Nikkei 225 extends gains, currently up 2.5% at 40,774.92 points.
The Nikkei 225, Japan's primary stock market index, has continued its upward trajectory, closing at 40,774.92 points on July 2, 2025, marking a 2.5% increase from its previous close. This performance underscores the resilience of the Japanese stock market amidst geopolitical tensions and fiscal concerns.
The recent rally is attributed to several factors. Firstly, the Nikkei 225 has outperformed globally, gaining 28% since April 7, 2025, and trailing only South Korea's KOSPI [1]. This strong performance is partly driven by post-tariff optimism, despite Japan being targeted by U.S. trade measures.

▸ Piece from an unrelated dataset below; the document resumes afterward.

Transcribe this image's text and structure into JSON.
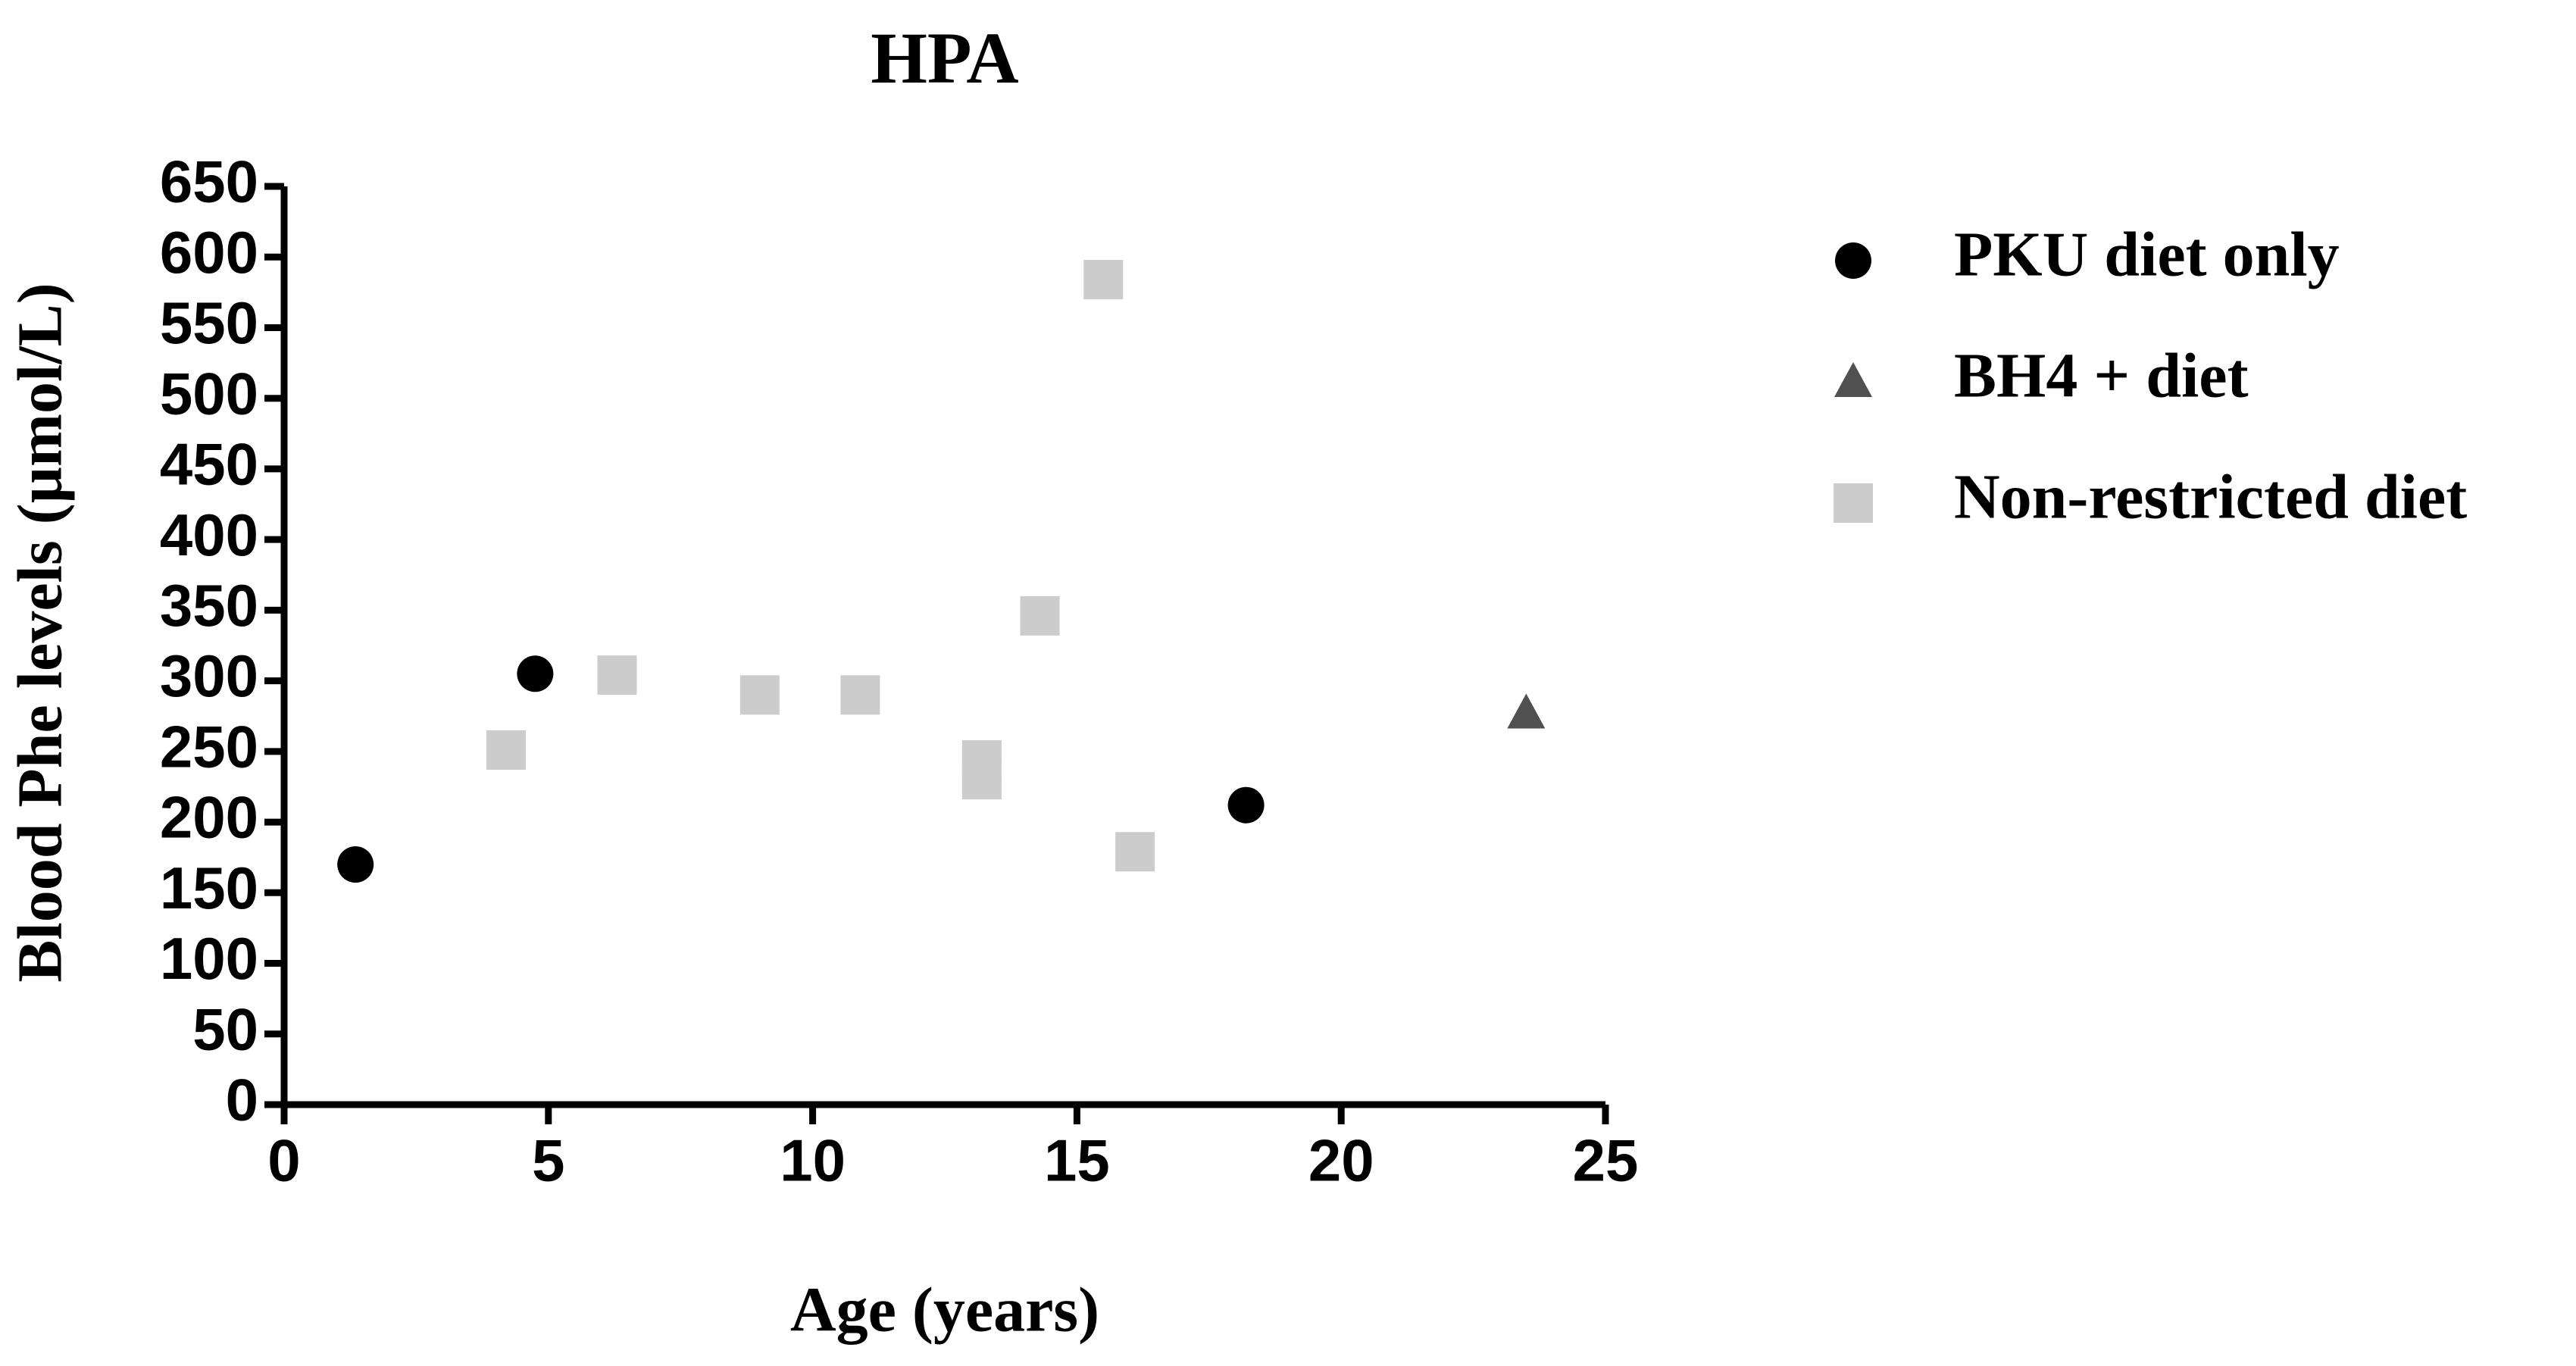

Secondly, supportive economic and earnings data have bolstered investor confidence. The Citigroup Surprise Index and Earnings Revisions Index for Japan have shown positive trends, indicating better-than-expected economic performance and earnings upgrades [1].
Technical analysis also suggests a bullish trend. The Nikkei 225 staged a bullish breakout from a continuation flag pattern, which could signal a potential multi-month uptrend [1]. The index has also shown resilience, retesting major swing lows and staging a magnificent rally since April.
However, the recent spike in the 30-year Japanese Government Bond (JGB) yield has created headwinds. The JGB yield rose by 45 basis points (bps) from its July low of 2.75% to 3.2%, reflecting market anxiety over Japan's upcoming upper-house election and potential expansive fiscal policies [1]. This rise underscores the fragile balance between Japan's fiscal commitments and monetary stance.
Despite these challenges, the Nikkei 225 has shown remarkable resilience. The index has yet to break above its all-time high level printed in July 2024. The current uptrend suggests that the market is optimistic about Japan's economic fundamentals and the potential for further gains.
Investors should keep a close eye on the upcoming upper-house election on July 20, 2025, as political outcomes could significantly impact the stock market. If the ruling coalition loses its majority, it could lead to fiscal restraint or central bank intervention, potentially affecting the bond yield and stock market performance.